Allerdings – und hierin liegt mein kleiner Einwand zu Renés Kommentar – erschöpft sich der zeitgenössische ‚Elite‘-Diskurs im Heimcomputerfeld nicht in dieser allgemeineren Feststellung. Der ‚Elite‘-Diskurs innerhalb der Cracker- und Demoszene, auf den ich im Podcast zu sprechen kam, hatte noch eine weitere und für die ‚Szene‘ viel wichtigere Funktion, nämlich die Stratifizierung innerhalb der Subkultur. Die Figur der ‚Elite‘ ist, wie Markku Reunanen und Antti Silvast bereits vor einer Weile festgehalten haben, ohne die Figur des ‚Lamers‘ nicht denkbar.[4] Der Lamer ist nicht der Aussenstehende, nicht der ‚einfache‘ Konsument geknackter Spiele. Er ist vielmehr das ‚lahme‘ Szenemitglied, derjenige, der nicht oder schlecht cracken oder programmieren kann, der nicht die besten und internationalsten Kontakte hat, dessen Tauschmaterial nicht Tage, sondern Monate alt ist; jemand, der sich vielleicht redlich bemüht, aber eben nicht heranreicht an die selbstproklamierte Elite innerhalb der ‚Szene‘. Die Dichotomie „Elite – Lamer“ war der unbarmherzige Gatekeeper dieser digitalen Subkultur, die Neulingen alles andere als aufgeschlossen gegenübertrat. Jeder, der einen Fuß in sie setzte, war zunächst einmal ein Lamer (es sei denn, er konnte dank angeborener Skills bereits beim Debüt brillieren), und wurde entsprechend behandelt. Viele spornte die raue (Un-)Willkommenskultur der ‚Szene‘ umso mehr an, sich Skills anzueignen, um den Lamer-Status möglichst rasch verlassen zu können und die meritokratische Leiter emporzusteigen, die im Idealfall in die Ränge der ‚Elite‘ führen konnte. Viele andere jedoch wurden abgeschreckt, vergrault, vertrieben. Auch solche, die vielleicht andere, unkonventionelle Zugänge in die ‚Szene‘ gebracht hätten. Auch die Mehrheit der ohnehin ausserordentlich wenigen Frauen, die sich in diese männlich dominierte Subkultur hineingewagt hatten, scheiterte – darauf deuten zumindest die spärlichen Quellen hin – an dieser elitenzentrierten Hierarchisierung, die jede Neueinsteigerin zunächst einmal auf eine im Grunde bewusst erniedrigende Position stellte. Dies ist die Schattenseite der meriotokratischen Stratifizierung der Cracker- und (zugegebenermaßen im kleineren Ausmaß) der Demoszene gewesen, und auch darüber müsste man reden, bevor man den Elitendiskurs der ‚Szene‘ als Manifestation von Selbstermächtigung und Empowerment einer neuen Generation stilisiert.

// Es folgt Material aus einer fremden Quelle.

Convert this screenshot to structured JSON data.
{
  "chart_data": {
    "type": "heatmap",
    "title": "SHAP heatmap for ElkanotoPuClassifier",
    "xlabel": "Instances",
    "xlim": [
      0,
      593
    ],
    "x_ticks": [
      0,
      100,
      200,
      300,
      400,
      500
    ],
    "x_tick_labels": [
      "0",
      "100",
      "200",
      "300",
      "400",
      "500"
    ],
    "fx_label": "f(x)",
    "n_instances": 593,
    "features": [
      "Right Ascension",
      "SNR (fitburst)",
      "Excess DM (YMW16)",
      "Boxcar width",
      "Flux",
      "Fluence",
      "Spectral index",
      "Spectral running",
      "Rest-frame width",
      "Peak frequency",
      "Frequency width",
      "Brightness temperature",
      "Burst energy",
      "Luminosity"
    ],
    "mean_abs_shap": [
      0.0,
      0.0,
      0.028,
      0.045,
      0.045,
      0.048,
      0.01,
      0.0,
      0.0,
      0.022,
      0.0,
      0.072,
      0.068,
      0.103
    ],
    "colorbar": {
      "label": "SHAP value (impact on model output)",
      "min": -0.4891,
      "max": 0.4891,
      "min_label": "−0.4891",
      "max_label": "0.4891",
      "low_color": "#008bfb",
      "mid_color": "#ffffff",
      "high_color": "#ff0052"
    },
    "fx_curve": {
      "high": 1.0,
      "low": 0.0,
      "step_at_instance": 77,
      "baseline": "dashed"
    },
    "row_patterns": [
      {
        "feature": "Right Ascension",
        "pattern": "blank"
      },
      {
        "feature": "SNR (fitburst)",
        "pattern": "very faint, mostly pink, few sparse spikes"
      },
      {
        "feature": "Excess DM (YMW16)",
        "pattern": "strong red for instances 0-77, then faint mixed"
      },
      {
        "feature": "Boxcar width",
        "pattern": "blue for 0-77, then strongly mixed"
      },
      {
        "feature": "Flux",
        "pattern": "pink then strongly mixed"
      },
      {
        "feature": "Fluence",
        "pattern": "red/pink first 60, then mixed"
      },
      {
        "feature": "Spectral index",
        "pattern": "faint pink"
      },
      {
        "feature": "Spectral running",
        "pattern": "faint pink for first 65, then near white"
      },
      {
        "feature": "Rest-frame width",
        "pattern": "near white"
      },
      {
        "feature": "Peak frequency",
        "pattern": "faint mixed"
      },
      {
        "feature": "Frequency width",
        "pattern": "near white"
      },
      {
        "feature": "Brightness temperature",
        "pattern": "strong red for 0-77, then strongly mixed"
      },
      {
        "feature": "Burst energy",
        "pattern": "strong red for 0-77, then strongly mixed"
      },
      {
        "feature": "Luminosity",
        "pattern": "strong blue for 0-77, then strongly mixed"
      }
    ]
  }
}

Dabei war auch der ‚Elite‘ der Cracker-Szene klar, dass sie ohne die Masse der ‚Lamer‘ diese Position gar nicht für sich in Anspruch hätten nehmen können. Die ‚Elite‘ in der Szene war keine Eigenschaft für sich, sondern funktionierte nur als soziale Relation: Ohne ‚unten‘ kein ‚oben‘. Bereits 1989 stellte ein Kommentar in einem westdeutschen C64-Crackermagazin im typisch gebrochenen Englisch, der lingua franca der Szene, fest: „Lamer – this word is for the most freaks a horror, cause lamers are not the style like profis. But be true, you need lamers, or? […] Do you think without lamers your group has become so famous like you are now? […] Think about that…“[5] Noch deutlicher brachte es einige Jahre später ein schwedischer Szener mit einer Prise Selbstironie auf den Punkt: „WE LOVE ALL LAMERS, THAT MAKES US FEEL MUCH COOLER THAN WE REALLY ARE!“[6] Und in einer 1992er-Ausgabe des Amiga-Diskmags R.A.W., einem wichtigen Sprachrohr der sich gerade erst aus der Cracker-Szene herausdifferenzierenden Demoszene, appellierte ein Autor an die Elite, dem Lamer eine Chance zu geben:

„Why are lamers lamers? Have you ever thought about that? How do lamers become lamers? […] One day, you gets an letter from a guy who is completely unknown to you. He sends some stuff that’s half a month old. He writes a stupid letter, and you (elite as you are) understand that he’s a new guy in the scene. He isn’t in any group either, so you think, ‚This one is a REAL lamer‘, and then you keep his disk and start spread shit about this poor guy, and then forget about the whole thing. But do you [think] this guy forgets this? Maybe, maybe not! If you spread shit about this guy, not many wants to swap with him, as everyone thinks he’s a lamer. When this guy discover[s] that nobody wants to swap with him, he maybe decides to quit the scene. Maybe he was lamer in your opinion, but that doesn’t mean that he IS a lamer. Maybe he is good at painting, or making music, coding or anything else. But nobody will ever know about this, as you spread shit about this poor guy to a lot of others, who then also thought he was a lamer. If you do this, the scene will slowly die, as all ELITE guys doesn’t bother with the new lame guys and no new guys will dare to enter the scene.“[7]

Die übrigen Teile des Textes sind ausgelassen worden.